As a starting point, metropolitan IT teams are looking to make government run more smoothly. The most-mentioned area of initial focus, cited by 39% of survey respondents, is government operations. That includes the systems and applications used for the business of government, such as 311 and other IT-enabled public services.

Other areas of Future Cities activity are public safety and crime prevention (30%), communications infrastructure (28%) and transportation systems (26%). New York City’s recently unveiled Domain Awareness System, co-developed with Microsoft and to be marketed to other cities, incorporates aspects of all three areas in a citywide surveillance platform—to the chagrin of privacy watchdogs.

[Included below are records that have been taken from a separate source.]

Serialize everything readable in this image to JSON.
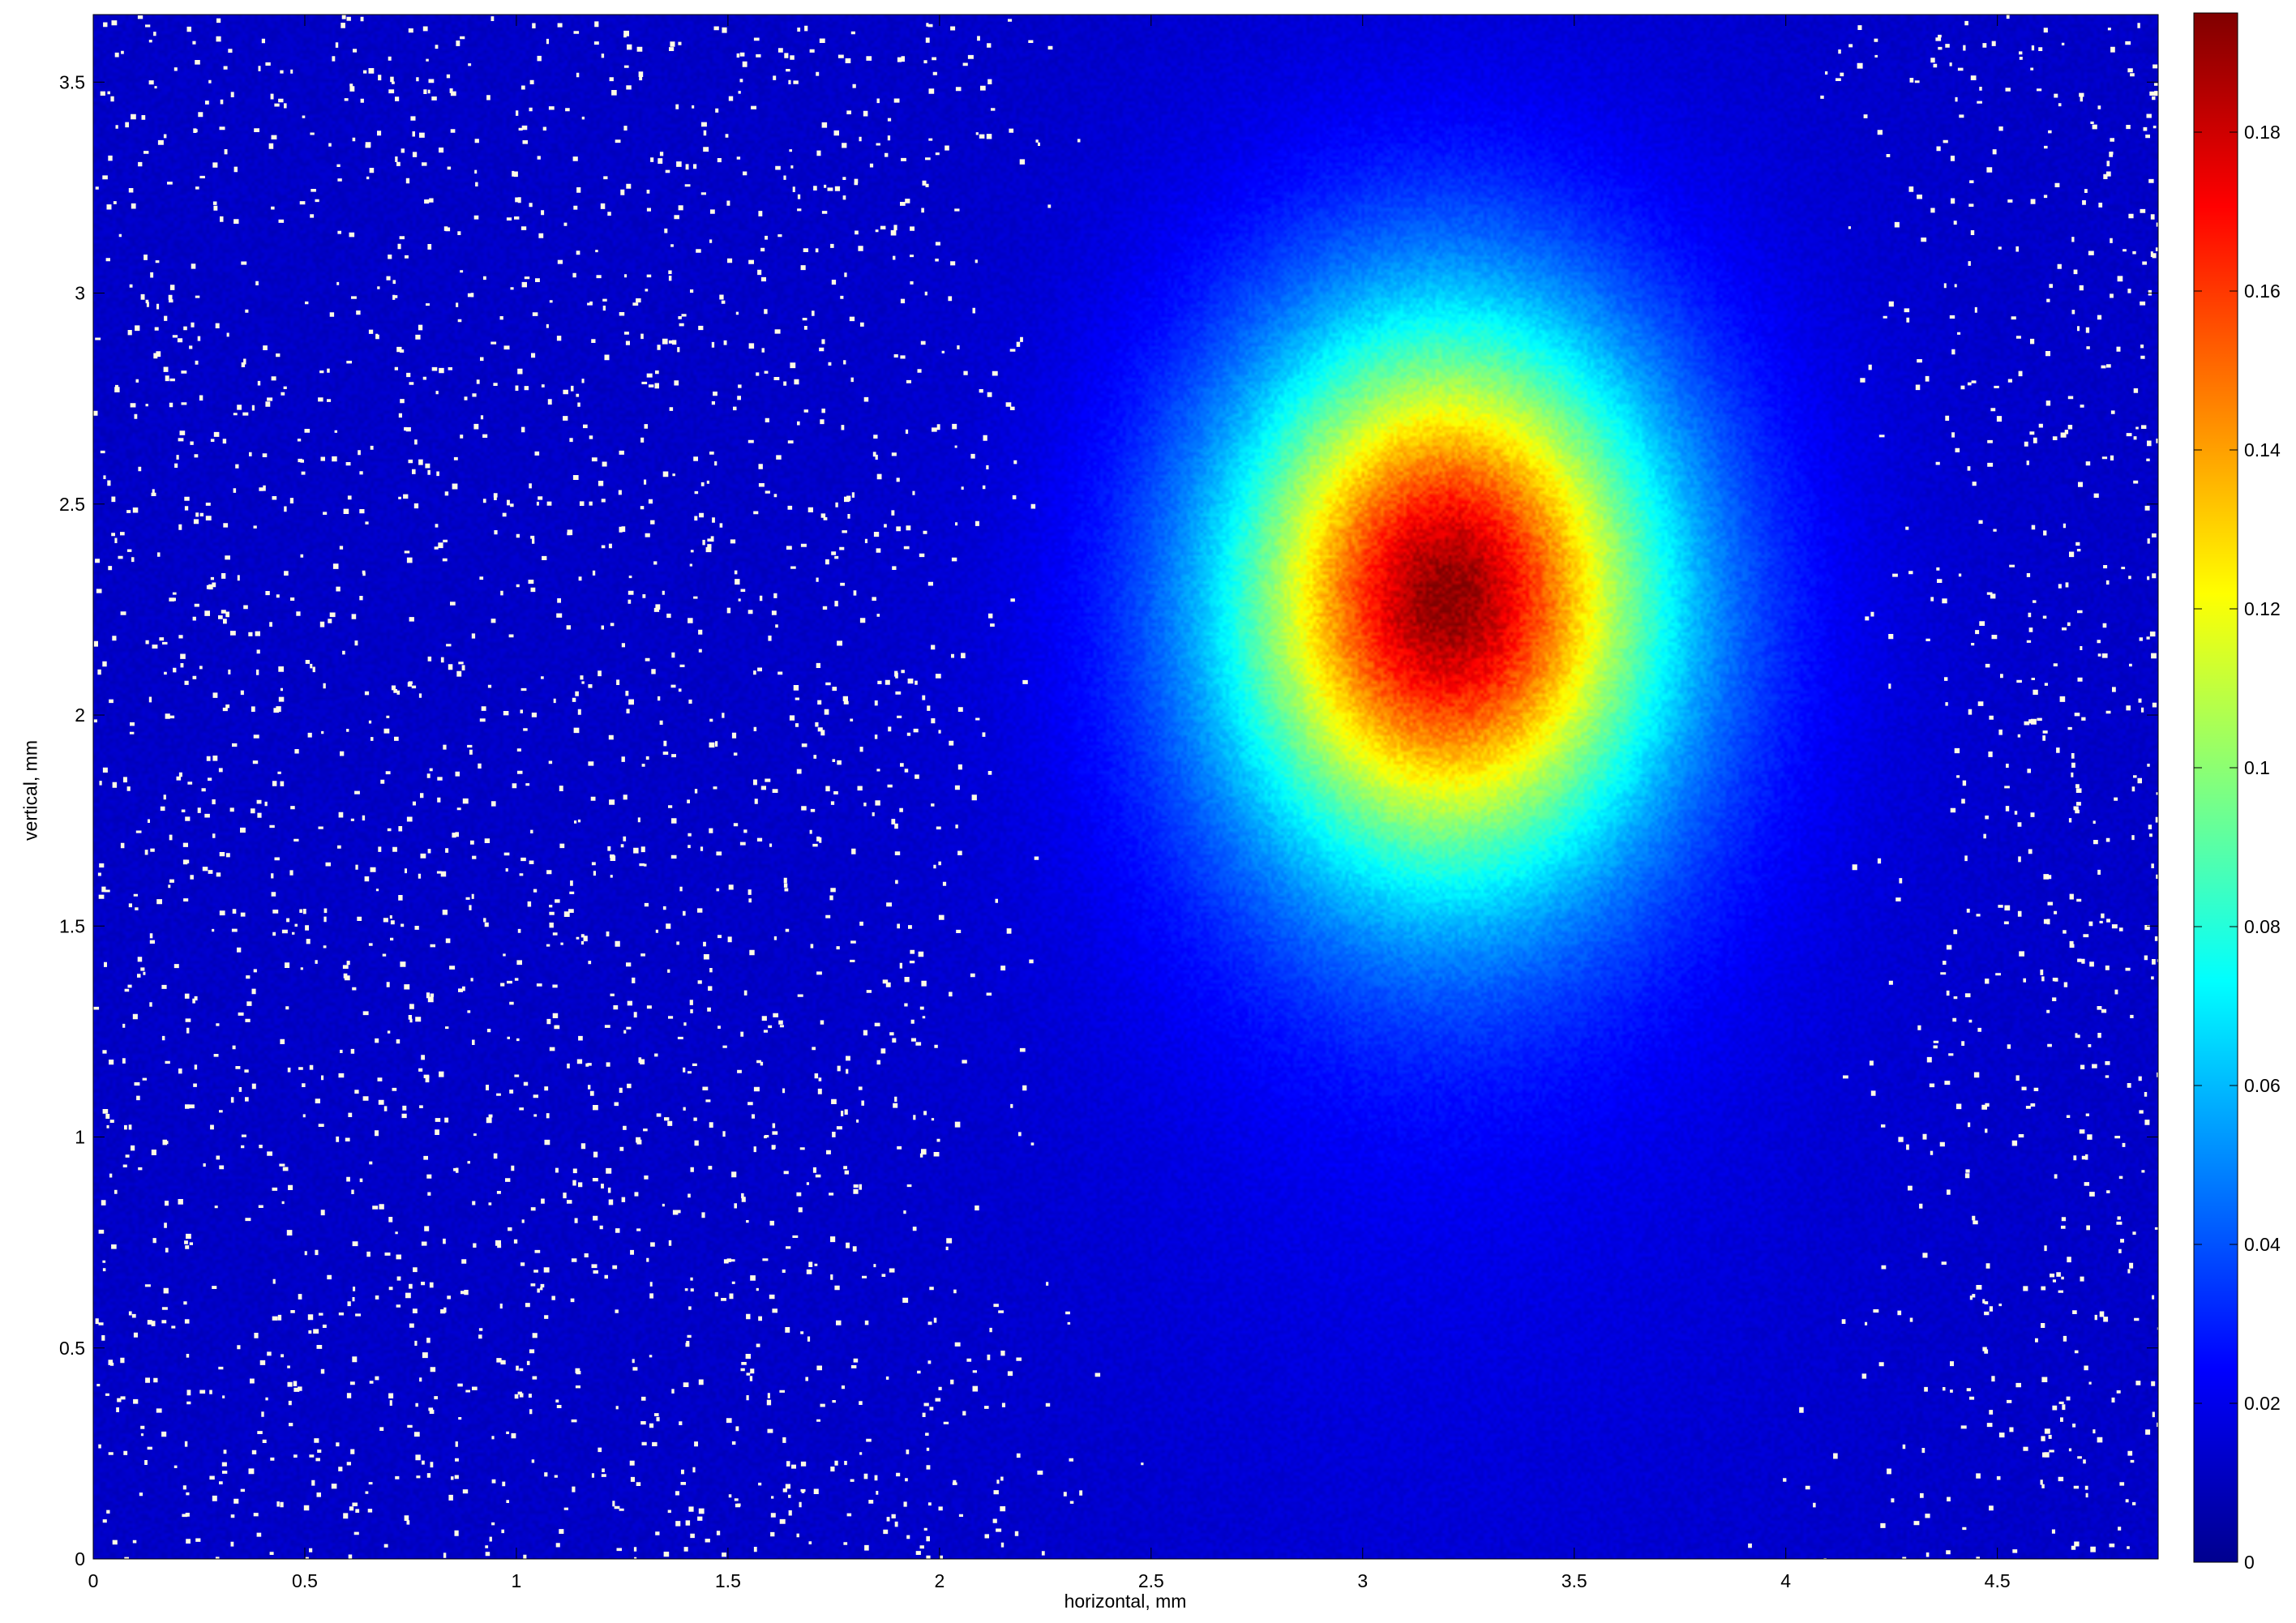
{
  "chart_data": {
    "type": "heatmap",
    "title": "",
    "xlabel": "horizontal, mm",
    "ylabel": "vertical, mm",
    "xlim": [
      0,
      4.88
    ],
    "ylim": [
      0,
      3.66
    ],
    "xticks": [
      0,
      0.5,
      1,
      1.5,
      2,
      2.5,
      3,
      3.5,
      4,
      4.5
    ],
    "yticks": [
      0,
      0.5,
      1,
      1.5,
      2,
      2.5,
      3,
      3.5
    ],
    "colormap": "jet",
    "colorbar": {
      "range": [
        0,
        0.195
      ],
      "ticks": [
        0,
        0.02,
        0.04,
        0.06,
        0.08,
        0.1,
        0.12,
        0.14,
        0.16,
        0.18
      ],
      "location": "right"
    },
    "spot": {
      "center_x_mm": 3.2,
      "center_y_mm": 2.28,
      "sigma_x_mm": 0.33,
      "sigma_y_mm": 0.42,
      "peak_value": 0.19,
      "background_value": 0.01
    },
    "noise": "white speckles (saturated/masked pixels) scattered over the low-intensity background, mostly at left and right edges",
    "grid": false
  }
}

The most sought-after benefits of city IT planning and implementation are more efficient delivery of public services (66%), improved infrastructure (44%) and lower costs (44%). More intriguing is that 36% of respondents to the survey see Future Cities technology investments improving quality of life for citizens. For example, the city of Santa Monica, Calif., has deployed a real-time traffic management system to ease congestion and open and close parking spaces as necessary. Commuters there spend fewer hours staring at brake lights.

Which technologies have the greatest potential to improve municipal operations? Mobility and bandwidth top the list. Mobile devices and apps were rated as having very high or extremely high potential by 71% of respondents, followed closely by broadband networks (70%) and wireless services (62%). Many cities are already taking steps to accommodate smartphone-carrying citizens and visitors. San Francisco has created a device-agnostic framework that it uses to develop mobile apps for city services and information, and New York is converting old payphone booths into touchscreen kiosks that double as Wi-Fi hotspots.

Municipal IT pros also see potential in information and automation systems for transportation (63% of survey respondents designated them as having very high or extremely high potential) and in cameras and other public safety devices (58%). Other technologies respondents rated highly are virtualization, water management and conservation systems, energy-efficient buildings, and smart meters and other monitoring devices.

The biggest obstacle to moving ahead, by far, is finding the money to pay for it. Cash-strapped local governments don’t have the revenue to invest in nice-to-haves like predictive analytics for crime prevention or sensor networks for water management. Eighty-eight percent of survey respondents point to limited funding as a top challenge to Future Cities initiatives. Municipal CIOs will have to make a strong business case to get projects funded.

Other challenges respondents identified include political leadership (cited by 35%), bureaucracy (34%) and outdated IT infrastructure (27%).

Businesses have a stake in the outcome of these and other Future Cities projects. The most frequently cited business benefit, mentioned by 69% of survey respondents, is access to improved municipal infrastructure and services. Other potential benefits include lower business costs (cited by 45%) and making companies more competitive (38%).